The difference between two frames is determined by calculating the average distance between all the best matching ORB keypoints of these two frames. The lower the distance measure between two frames is, the more similar they are. We use an adaptive threshold to decide whether or not two frames are similar. In particular, a keyframe is selected only if the current frame distance significantly differs from the average frame distance observed within a certain time window. This ensures that only frames containing completely different keypoints than previous frames are selected as candidate frames. Candidate keyframes are also compared to already selected keyframes to ignore similar keyframes selected in a later portion of the video. The following pictures visualize the feature point matching frames with similar and with different content.

We performed a comparative evaluation through a user study with a surgeon and a group of multimedia experts with experience in medical video analysis. Evaluation results show that our approach outperforms other keyframe extraction methods such as uniform sampling or random sampling and also a color-based (HSV) method [4] that targets medical videos. Nevertheless, the rating of the medical expert shows that improvements are still required to provide a better overview of an endoscopic video. In particular, keyframes should show semantically important scenes of the surgery (e.g., showing the anatomy, the pathology and how it was treated). Therefore, in our future work we will focus on the integration of knowledge from domain experts to further improve the performance of our keyframe extraction approach. Furthermore, we are also looking into adapting such a method over time by considering relevance feedback.

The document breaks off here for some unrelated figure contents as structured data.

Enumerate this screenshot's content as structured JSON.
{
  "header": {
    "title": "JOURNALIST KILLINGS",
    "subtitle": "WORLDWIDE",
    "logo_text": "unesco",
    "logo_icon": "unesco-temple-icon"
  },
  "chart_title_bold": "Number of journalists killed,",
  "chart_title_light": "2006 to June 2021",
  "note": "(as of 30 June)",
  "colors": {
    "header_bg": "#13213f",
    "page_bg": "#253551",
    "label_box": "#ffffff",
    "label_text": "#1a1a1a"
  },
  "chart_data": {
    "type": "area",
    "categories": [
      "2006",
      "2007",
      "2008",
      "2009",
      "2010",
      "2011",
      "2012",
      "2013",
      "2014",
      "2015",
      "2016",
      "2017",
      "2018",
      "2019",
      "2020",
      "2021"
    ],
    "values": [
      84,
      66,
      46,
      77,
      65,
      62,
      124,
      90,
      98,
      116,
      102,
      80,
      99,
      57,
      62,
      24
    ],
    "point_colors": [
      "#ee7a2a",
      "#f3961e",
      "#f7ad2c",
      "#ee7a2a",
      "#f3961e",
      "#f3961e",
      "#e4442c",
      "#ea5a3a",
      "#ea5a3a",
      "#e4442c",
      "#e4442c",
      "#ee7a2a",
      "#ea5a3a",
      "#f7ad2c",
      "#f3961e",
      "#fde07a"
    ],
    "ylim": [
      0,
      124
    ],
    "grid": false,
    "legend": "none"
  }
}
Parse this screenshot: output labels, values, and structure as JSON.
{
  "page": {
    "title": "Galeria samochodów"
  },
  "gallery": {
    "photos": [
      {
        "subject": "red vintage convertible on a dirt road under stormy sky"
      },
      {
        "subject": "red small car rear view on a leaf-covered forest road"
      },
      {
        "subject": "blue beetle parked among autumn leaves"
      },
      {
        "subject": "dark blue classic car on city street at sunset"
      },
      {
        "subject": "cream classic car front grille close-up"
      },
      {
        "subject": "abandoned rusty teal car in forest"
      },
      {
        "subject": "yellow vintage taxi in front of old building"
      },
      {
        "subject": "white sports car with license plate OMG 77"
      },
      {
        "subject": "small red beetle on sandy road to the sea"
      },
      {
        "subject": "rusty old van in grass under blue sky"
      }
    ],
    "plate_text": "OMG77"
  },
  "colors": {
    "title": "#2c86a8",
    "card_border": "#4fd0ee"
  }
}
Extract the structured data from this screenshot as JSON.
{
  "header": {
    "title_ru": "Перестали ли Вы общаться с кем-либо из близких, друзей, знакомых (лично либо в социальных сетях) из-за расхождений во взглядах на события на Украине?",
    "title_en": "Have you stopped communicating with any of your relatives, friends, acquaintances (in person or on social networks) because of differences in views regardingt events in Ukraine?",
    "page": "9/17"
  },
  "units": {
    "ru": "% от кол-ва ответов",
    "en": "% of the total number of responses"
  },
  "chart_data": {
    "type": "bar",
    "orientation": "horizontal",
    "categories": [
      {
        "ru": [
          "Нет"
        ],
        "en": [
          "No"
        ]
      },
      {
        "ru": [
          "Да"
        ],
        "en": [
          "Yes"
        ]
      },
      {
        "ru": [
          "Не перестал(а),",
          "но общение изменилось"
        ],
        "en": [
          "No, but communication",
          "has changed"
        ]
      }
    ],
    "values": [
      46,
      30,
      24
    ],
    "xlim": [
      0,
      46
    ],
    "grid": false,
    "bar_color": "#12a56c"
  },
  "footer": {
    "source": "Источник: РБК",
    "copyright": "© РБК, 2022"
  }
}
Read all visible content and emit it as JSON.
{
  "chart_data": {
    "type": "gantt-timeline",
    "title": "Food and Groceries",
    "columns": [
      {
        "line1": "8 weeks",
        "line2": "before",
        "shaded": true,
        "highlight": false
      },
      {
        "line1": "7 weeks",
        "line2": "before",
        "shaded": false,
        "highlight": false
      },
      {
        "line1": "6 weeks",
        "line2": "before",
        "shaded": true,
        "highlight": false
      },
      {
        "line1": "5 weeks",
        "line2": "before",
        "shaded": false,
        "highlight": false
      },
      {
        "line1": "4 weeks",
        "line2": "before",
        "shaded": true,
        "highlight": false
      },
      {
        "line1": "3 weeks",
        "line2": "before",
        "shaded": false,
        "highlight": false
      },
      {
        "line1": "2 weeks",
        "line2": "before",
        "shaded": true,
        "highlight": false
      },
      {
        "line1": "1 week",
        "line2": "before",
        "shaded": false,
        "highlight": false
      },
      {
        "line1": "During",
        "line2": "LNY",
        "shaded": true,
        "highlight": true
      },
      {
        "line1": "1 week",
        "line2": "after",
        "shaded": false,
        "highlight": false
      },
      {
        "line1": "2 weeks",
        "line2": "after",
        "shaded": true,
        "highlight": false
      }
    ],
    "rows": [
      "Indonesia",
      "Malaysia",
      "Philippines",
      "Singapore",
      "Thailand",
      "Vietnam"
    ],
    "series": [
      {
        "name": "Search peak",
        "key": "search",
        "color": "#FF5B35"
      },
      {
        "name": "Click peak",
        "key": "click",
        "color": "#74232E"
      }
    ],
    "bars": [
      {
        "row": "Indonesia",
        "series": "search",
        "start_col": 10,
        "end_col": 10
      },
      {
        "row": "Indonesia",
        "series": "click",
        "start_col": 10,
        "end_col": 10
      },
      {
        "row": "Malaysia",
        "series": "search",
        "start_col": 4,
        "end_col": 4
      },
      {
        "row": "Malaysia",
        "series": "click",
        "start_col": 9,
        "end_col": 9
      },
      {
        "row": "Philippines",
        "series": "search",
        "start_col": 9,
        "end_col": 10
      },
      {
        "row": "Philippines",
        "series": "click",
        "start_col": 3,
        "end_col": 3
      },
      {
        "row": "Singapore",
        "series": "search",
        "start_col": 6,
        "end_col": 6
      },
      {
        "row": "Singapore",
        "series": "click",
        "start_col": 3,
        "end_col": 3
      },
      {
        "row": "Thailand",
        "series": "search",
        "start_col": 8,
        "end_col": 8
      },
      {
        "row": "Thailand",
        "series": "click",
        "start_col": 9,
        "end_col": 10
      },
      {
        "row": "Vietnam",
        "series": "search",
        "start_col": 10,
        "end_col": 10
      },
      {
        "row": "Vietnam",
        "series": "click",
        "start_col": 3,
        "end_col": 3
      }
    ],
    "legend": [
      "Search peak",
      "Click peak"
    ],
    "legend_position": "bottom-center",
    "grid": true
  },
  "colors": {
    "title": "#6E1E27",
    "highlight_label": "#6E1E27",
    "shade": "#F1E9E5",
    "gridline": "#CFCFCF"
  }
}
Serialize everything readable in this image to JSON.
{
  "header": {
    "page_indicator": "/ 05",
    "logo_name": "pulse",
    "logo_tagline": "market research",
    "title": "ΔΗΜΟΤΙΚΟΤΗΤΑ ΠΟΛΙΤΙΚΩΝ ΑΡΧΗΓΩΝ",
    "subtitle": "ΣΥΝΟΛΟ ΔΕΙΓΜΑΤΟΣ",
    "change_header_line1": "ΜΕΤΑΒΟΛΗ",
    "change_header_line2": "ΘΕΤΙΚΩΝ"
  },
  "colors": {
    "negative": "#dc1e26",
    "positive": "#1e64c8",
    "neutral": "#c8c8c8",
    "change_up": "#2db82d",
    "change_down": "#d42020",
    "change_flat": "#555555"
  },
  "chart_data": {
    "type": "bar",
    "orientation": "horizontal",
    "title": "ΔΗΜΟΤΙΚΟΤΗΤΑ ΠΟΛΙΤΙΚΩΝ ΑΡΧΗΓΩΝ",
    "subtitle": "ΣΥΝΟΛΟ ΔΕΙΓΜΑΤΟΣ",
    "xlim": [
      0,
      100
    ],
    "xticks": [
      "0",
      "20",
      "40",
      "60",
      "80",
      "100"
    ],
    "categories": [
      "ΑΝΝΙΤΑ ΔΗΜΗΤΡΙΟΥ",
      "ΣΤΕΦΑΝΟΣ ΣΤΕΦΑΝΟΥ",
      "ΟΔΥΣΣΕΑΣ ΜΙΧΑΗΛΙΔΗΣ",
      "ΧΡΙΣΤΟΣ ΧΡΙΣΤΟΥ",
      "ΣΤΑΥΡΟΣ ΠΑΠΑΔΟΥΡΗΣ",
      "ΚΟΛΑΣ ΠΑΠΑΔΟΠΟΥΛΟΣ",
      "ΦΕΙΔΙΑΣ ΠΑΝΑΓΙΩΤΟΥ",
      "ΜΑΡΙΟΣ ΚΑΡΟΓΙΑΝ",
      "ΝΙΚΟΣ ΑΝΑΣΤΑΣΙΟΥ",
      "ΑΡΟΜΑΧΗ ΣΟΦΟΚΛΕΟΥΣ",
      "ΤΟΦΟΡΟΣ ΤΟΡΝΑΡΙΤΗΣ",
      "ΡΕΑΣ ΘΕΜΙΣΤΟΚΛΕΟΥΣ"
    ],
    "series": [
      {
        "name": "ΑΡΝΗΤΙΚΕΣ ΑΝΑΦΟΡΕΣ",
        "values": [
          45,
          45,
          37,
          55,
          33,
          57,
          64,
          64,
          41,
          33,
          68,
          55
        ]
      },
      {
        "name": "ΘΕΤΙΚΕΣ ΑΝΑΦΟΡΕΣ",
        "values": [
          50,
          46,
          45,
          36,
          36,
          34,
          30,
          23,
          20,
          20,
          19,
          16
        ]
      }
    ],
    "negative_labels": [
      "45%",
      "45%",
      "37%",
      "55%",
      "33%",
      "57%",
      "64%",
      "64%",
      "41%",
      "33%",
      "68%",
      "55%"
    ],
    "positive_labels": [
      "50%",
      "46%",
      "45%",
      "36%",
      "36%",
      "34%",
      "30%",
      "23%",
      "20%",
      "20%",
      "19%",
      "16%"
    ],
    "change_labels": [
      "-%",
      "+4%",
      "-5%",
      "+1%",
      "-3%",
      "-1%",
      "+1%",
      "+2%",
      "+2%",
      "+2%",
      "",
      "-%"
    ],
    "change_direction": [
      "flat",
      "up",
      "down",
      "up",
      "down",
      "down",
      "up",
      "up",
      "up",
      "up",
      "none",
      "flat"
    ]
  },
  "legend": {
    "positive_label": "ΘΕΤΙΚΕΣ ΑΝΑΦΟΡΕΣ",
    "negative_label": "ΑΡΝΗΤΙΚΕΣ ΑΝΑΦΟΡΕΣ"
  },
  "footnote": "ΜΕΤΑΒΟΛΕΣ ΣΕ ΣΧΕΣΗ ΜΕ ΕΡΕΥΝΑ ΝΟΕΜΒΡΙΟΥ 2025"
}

  1. Truong, B.T., Venkatesh, S.: “Video abstraction: A systematic review and classification“. ACM Trans. Multimedia Comput. Commun. Appl., vol. 3(1), pp. 1-37, 2007.
  2. Schoeffmann, K., Del Fabro, M., Szkaliczki T., Böszörmenyi, L., Keckstein J., “Keyframe extraction in endoscopic video“, Multimedia Tools and Applications, vol. 74(24), pp. 11187-11206, 2015.
  3. Rublee, E., Rabaud, V., Konolige, K., Bradski, G.: ORB: “An efficient alternative to SIFT or SURF”. Proc. of IEEE Int. Conf. Computer Vision (ICCV), pp. 2564–2571, 2011.
  4. Mendi, E., Bayrak, C., Cecen, S., Ermisoglu, E.: “Content-based management service for medical videos“. Telemedicine and e-Health, vol 19(1), 2013.